Jason looked up. “Great-aunt. She fell. She needed Mum to stay with her, and you know my mother doesn’t drive. It couldn’t be helped, Kath.” His voice was cool, dispassionate, the message clear. She was nagging, and he wasn’t going to apologize for leaving her in the lurch on a chaotic Saturday – or for anything else.

She came into the room and perched on the edge of her desk, making a pretext of straightening papers. “You missed all the excitement. Tony Novak showed up, accusing us of helping his wife run off with their child.”

Frowning, Jason paused with a paper half into a folder. “Dr. Novak? Why would he do that?”

“He says Laura threatened him, and now she and the little girl have both disappeared.”

The paper slid neatly into its ordained spot and Jason closed the file drawer. “Not very smart to give advance warning, if she meant to do a runner. It’s odd that she didn’t come to us for help, though.”

Kath rubbed her thumb across the rough edge of a fingernail. “I thought maybe there was something you weren’t telling me.”

“Me?” His wide, mobile mouth twitched in irritation. “Don’t be daft, Kath. You know Laura’s not that fond of me. If she’d come to anyone, it would have been you.” He studied her. “Look, if this is about the other night, something came up.”

“I waited,” she said, the words spilling out like acid. “And you played me for a fool.”

“It’s not always about you, Kath. Did that ever occur to you? You’ve no idea what it’s like for me, living with – My mum’s difficult. It was a bad night.”

“Your mum?” she spat back. “I lied to my kids-”

“And it’s not my sodding fault if you feel guilty. Give it a rest, Kath.”

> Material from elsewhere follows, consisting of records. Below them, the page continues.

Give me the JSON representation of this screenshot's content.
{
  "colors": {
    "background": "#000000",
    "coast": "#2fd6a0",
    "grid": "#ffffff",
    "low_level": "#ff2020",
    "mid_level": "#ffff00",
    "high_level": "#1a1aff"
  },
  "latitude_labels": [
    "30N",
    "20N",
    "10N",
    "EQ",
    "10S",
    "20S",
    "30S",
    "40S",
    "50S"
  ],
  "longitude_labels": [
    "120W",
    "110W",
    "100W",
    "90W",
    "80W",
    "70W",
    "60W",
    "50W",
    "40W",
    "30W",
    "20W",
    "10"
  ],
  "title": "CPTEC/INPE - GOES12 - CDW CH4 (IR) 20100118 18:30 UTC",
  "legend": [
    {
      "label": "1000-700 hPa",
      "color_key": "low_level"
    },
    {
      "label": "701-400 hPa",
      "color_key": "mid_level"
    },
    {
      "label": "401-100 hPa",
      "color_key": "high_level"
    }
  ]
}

They stared at each other, poised on the edge of a full-fledged row. Then, to her surprise, Jason looked away. “I did come, you know,” he said. “But you were gone. And it’s just as well we weren’t both here when all hell broke loose.” He flashed her one of his smiles, and she felt her anger start to melt.

Standing, he came over to her and ran his fingertip very lightly from her cheek to the corner of her mouth. She turned her face into his hand with as little volition as a moth flying into a flame.

“Am I forgiven?” he said softly.

“I-” She glimpsed a shadow at the office door, a whisper of movement that was somehow familiar. “Mouse?” she called out. “Beverly?”

But there was no answer, and when she went out into the corridor, no one was there.

“It’s not protocol,” hissed Maura Bell. She’d drawn Kincaid down to the far end of the corridor outside the interview room at the station. A shocked Tony Novak, having identified the photo of Elaine Holland as the woman he knew as Beth, waited inside the room, while at the other end of the corridor, Gemma spoke animatedly to Doug Cullen.

“I don’t care if it’s bloody protocol.” He glanced over at Gemma, then jabbed a finger at Bell. “She’s the one who got Tony Novak to cooperate. She’s the one who made the connection between Elaine Holland and Beth. She’s the one who insisted we had a child at risk. She’s going to sit in on the interview if she bloody well wants.”